Germany wants monitoring of new regime to fight corporate tax dodging

Published Thu, Oct 8, 2015 · 10:30 PM

[BERLIN] German Finance Minister Wolfgang Schaeuble said on Thursday he would propose a monitoring scheme to ensure the full implementation of a proposed system that will overhaul the way international companies are taxed.

The Organisation for Economic Co-operation and Development (OECD) published proposals on Monday to change outdated tax rules that allow multinational companies such as Apple Inc and Vodafone Group Plc to pay almost no tax on their profits in many jurisdictions.

The companies say they follow the current rules.
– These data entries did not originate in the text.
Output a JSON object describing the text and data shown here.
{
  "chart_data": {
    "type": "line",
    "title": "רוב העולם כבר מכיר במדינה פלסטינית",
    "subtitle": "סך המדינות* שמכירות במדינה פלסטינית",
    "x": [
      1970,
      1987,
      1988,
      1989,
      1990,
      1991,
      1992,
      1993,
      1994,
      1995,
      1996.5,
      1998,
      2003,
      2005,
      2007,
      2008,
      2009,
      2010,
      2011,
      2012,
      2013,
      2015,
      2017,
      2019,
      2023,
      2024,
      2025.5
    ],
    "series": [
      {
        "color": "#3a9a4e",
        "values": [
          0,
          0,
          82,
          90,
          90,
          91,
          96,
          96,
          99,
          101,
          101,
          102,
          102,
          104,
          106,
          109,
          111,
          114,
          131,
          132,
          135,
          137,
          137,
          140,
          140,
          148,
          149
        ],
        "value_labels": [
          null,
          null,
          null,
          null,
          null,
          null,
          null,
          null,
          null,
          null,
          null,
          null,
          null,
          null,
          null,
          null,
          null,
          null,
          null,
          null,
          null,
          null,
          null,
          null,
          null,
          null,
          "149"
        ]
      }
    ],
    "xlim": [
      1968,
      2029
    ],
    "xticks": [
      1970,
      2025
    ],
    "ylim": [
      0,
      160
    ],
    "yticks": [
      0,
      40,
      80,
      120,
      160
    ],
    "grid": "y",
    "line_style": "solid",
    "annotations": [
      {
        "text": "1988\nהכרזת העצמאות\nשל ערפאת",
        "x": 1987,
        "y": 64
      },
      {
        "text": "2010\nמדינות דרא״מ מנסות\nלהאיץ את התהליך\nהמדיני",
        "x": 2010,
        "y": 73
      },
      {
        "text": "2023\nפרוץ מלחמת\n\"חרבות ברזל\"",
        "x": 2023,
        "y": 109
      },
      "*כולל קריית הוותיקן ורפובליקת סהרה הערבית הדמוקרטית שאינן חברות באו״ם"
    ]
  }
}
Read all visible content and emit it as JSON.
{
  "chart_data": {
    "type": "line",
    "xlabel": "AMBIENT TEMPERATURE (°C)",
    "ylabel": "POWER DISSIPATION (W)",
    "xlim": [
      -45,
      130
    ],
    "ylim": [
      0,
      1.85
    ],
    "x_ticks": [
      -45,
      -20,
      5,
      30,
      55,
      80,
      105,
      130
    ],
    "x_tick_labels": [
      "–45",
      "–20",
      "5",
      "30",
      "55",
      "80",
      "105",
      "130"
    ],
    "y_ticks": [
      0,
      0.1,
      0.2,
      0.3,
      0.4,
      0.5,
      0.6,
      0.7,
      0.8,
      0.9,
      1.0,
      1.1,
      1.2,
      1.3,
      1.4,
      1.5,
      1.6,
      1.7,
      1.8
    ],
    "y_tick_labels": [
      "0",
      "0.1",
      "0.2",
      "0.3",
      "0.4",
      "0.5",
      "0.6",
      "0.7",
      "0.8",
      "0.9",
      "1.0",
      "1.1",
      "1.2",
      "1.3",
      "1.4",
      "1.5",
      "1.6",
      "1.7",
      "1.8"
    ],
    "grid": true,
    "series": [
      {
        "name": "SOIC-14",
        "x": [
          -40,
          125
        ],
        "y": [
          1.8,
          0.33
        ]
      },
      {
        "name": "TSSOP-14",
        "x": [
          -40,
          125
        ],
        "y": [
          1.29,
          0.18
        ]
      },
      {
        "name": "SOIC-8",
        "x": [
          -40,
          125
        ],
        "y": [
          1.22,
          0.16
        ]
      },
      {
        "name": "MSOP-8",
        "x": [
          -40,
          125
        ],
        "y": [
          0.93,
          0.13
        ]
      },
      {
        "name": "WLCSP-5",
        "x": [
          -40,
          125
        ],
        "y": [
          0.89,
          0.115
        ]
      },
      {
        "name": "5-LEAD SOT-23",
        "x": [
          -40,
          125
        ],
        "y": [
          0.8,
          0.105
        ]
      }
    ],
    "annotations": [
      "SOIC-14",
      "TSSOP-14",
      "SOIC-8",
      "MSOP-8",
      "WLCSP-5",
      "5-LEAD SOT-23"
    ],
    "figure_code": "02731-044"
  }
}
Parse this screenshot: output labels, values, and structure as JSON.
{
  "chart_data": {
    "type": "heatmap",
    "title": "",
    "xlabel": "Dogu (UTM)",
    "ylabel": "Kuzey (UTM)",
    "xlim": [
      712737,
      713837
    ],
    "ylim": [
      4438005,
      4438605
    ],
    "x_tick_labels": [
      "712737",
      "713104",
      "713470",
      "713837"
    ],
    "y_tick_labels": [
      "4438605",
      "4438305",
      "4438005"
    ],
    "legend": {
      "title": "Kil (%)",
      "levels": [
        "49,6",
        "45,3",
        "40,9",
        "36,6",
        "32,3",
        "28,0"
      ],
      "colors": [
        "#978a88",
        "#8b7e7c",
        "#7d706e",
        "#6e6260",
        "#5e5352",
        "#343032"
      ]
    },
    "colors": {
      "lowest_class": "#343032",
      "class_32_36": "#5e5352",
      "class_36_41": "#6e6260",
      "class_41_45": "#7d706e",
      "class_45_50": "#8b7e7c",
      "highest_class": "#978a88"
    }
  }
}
The OECD made the proposals at the request of the Group of 20 leading economies, which will review the plans for closing the gaps in international tax rules at a dinner meeting in Peru late on Thursday. "Now it is important not just that we adopt this today ... but that it is also really implemented," Mr Schaeuble told reporters in Lima ahead of the G20 meeting. "That means, I will call for us to agree on a monitoring (system) so that what is agreed is implemented. Otherwise it is just on paper," he said.

Unveiling its recommendations on Monday, the OECD said they represented a fundamental shift, though critics said they did not go far enough.

The OECD said a conservative estimate of the amount of untaxed money moved by companies into tax havens was US$100 billion to US$240 billion annually, suggesting tens of billions of dollars in lost tax revenue.

Tax advisers agreed that the measures - which had been debated over the past year - could force many companies to restructure their operations and rethink how they fund themselves.

The rules that govern taxation of profits from international commerce date back almost a century.

However, globalisation and technology that allows products and services to be delivered in non-traditional ways have created opportunities for companies to shift profits out of the countries where the money is earned and into jurisdictions such as Luxembourg, Ireland or Bermuda which do not tax them.

The technology giants are seen as the most adept at exploiting loopholes, but drug makers, medical device groups, banks, fast food groups and retailers all commonly use contrive arrangements to cut their tax bills.